The New Political Divide, Part II – trying to make sense of WH2016

The New Political Divide, Part II – trying to make sense of WH2016

 

If the new battleground is of the elites and the insurgents we need to consider where it came from, whether the seeds of it were present earlier than this run of electoral victories. The Tea Party has disappeared in name but Trump is a strong spiritual successor, while the Occupy movement shows how insurgency and elites is a dividing line that runs across rather than between left and right. In a different world (perhaps one where Democratic party grandees had as little power as Republican ones) we would’ve seen Bernie Sanders take on Trump in an unlikely insurgency showdown (and no certain winner).

If that had happened both would’ve seemed odd choices to lead revolutions. White male New Yorkers, one born a billionaire while the other spent a lifetime in politics they’d ostensibly carry the establishment hallmarks stamped firmly on them. But perhaps we’re overlooking a much more likely figure who marked the start of this shift.

The Clinton campaign was looking to revive the Obama coalition to carry her to election victory. The coalition that, when it emerged, was hailed as the demographic engine that would drive an era of Democratic victories until the Republicans transformed themselves in the wilderness. The coalition that has never really showed up when Obama himself was leading the way, not in the mid-terms and not now (Sean Trende may yet be hailed as a prophet). What we should’ve been focusing on is the ability of Obama to be a candidate of disuption, and insurgency (there’s that word again).

Obama won not on policies, but the promise of change and the idea he was a voice for the outsiders. He leveraged the force of his personality and his persona into comfortable victories for himself, but couldn’t pass those voters on. There were many voters on Tuesday who were happy with Obama’s performance but didn’t associate that satisfaction with his Secretary of State. The traditional strategy of running the lieutenant of a popular president came unstuck, Hilary Clinton proved far more popular in office than on campaign. She’s no-one’s idea of a natural campaigner to say the least.

There have been suggestions that gender bias is at play here, while the hard analysis examining it provides rather more mixed results.

Clinton was able to use the brute force of her competence to get past Bernie Sanders, and almost did so against Trump she was always swimming against the current.

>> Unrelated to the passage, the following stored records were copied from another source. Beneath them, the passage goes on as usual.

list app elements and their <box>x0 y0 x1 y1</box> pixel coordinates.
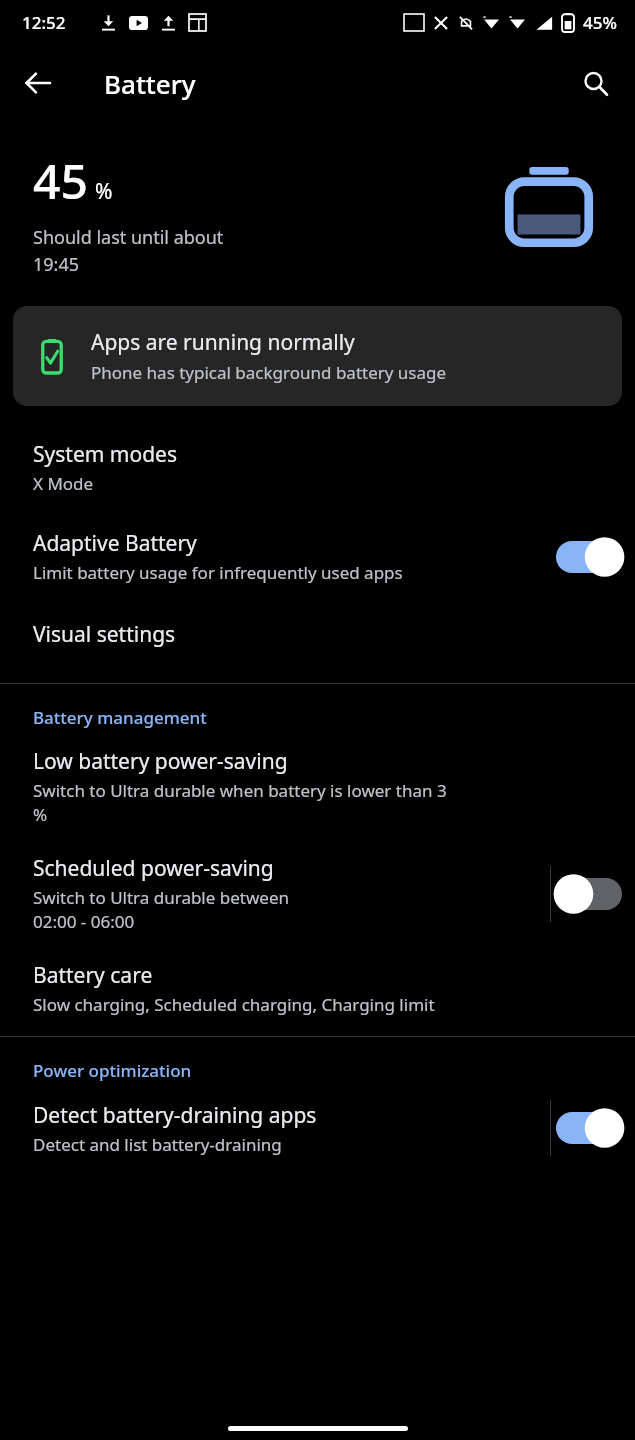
staticText: Phone has typical background battery usa… <box>91 361 447 384</box>
staticText: Switch to Ultra durable between 02:00 - … <box>33 886 289 933</box>
staticText: Apps are running normally <box>91 328 355 357</box>
button[interactable]: Battery care <box>0 947 635 1036</box>
button[interactable]: Visual settings <box>0 600 635 669</box>
button[interactable] <box>551 532 627 582</box>
staticText: Battery care <box>33 961 153 990</box>
staticText: Power optimization <box>33 1059 192 1082</box>
staticText: Low battery power-saving <box>33 747 288 776</box>
staticText: Switch to Ultra durable when battery is … <box>33 779 447 826</box>
staticText: 12:52 <box>22 11 66 34</box>
staticText: Detect battery-draining apps <box>33 1101 317 1130</box>
button[interactable]: System modes <box>0 432 635 513</box>
staticText: X Mode <box>33 472 94 495</box>
button[interactable] <box>551 869 627 919</box>
staticText: Adaptive Battery <box>33 529 197 558</box>
staticText: Battery management <box>33 706 207 729</box>
button[interactable]: Scheduled power-saving <box>0 840 635 947</box>
button[interactable]: Detect battery-draining apps <box>0 1088 635 1156</box>
button[interactable]: Adaptive Battery <box>0 513 635 600</box>
button[interactable]: Apps are running normally <box>13 306 622 406</box>
button[interactable]: Back <box>10 55 66 111</box>
staticText: Scheduled power-saving <box>33 854 274 883</box>
staticText: Limit battery usage for infrequently use… <box>33 561 403 584</box>
staticText: Battery <box>104 66 196 101</box>
staticText: 45% <box>583 11 617 34</box>
staticText: Should last until about 19:45 <box>33 225 224 276</box>
button[interactable]: Low battery power-saving <box>0 735 635 840</box>
button[interactable] <box>551 1103 627 1153</box>
staticText: Slow charging, Scheduled charging, Charg… <box>33 993 435 1016</box>
staticText: System modes <box>33 440 177 469</box>
staticText: % <box>95 177 113 206</box>
staticText: 45 <box>33 148 88 213</box>
staticText: Detect and list battery-draining <box>33 1133 282 1156</box>
staticText: Visual settings <box>33 620 176 649</box>
button[interactable]: Search <box>567 55 623 111</box>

She thought she was speaking to an electorate with an emerging consensus in favour of Democratic policies, she found she was speaking at an electorate who wanted another cycle of revolution. Perhaps she was the ideal candidate for a different political era, or had this era come at a different time in her life she would have suited it better.

Perhaps if James Comey doesn’t write a letter she makes it all the way upstream to the White House, perhaps if she wasn’t facing Trump she’d never have been in the race at all. There is so much noise, sound, and fury in these results we should be wary and hesitant (we rarely are, but we should be) of reading too much into them. But the overriding signal is clear as if it was shouted in chorus. Something is wrong.

Which is about as big a simplification as you can get, but then there are ever only really two kinds of elections. “Things are alright” and “something must change”. Hilary Clinton fought the first and ultimately wrong one. It seems like we’re in an era of “something must change” elections (for some, for many it’s probably closer to something must change back) and it looks unlikely to break that pattern any time soon. Or perhaps this was just a presidential election swung by a picture of a penis.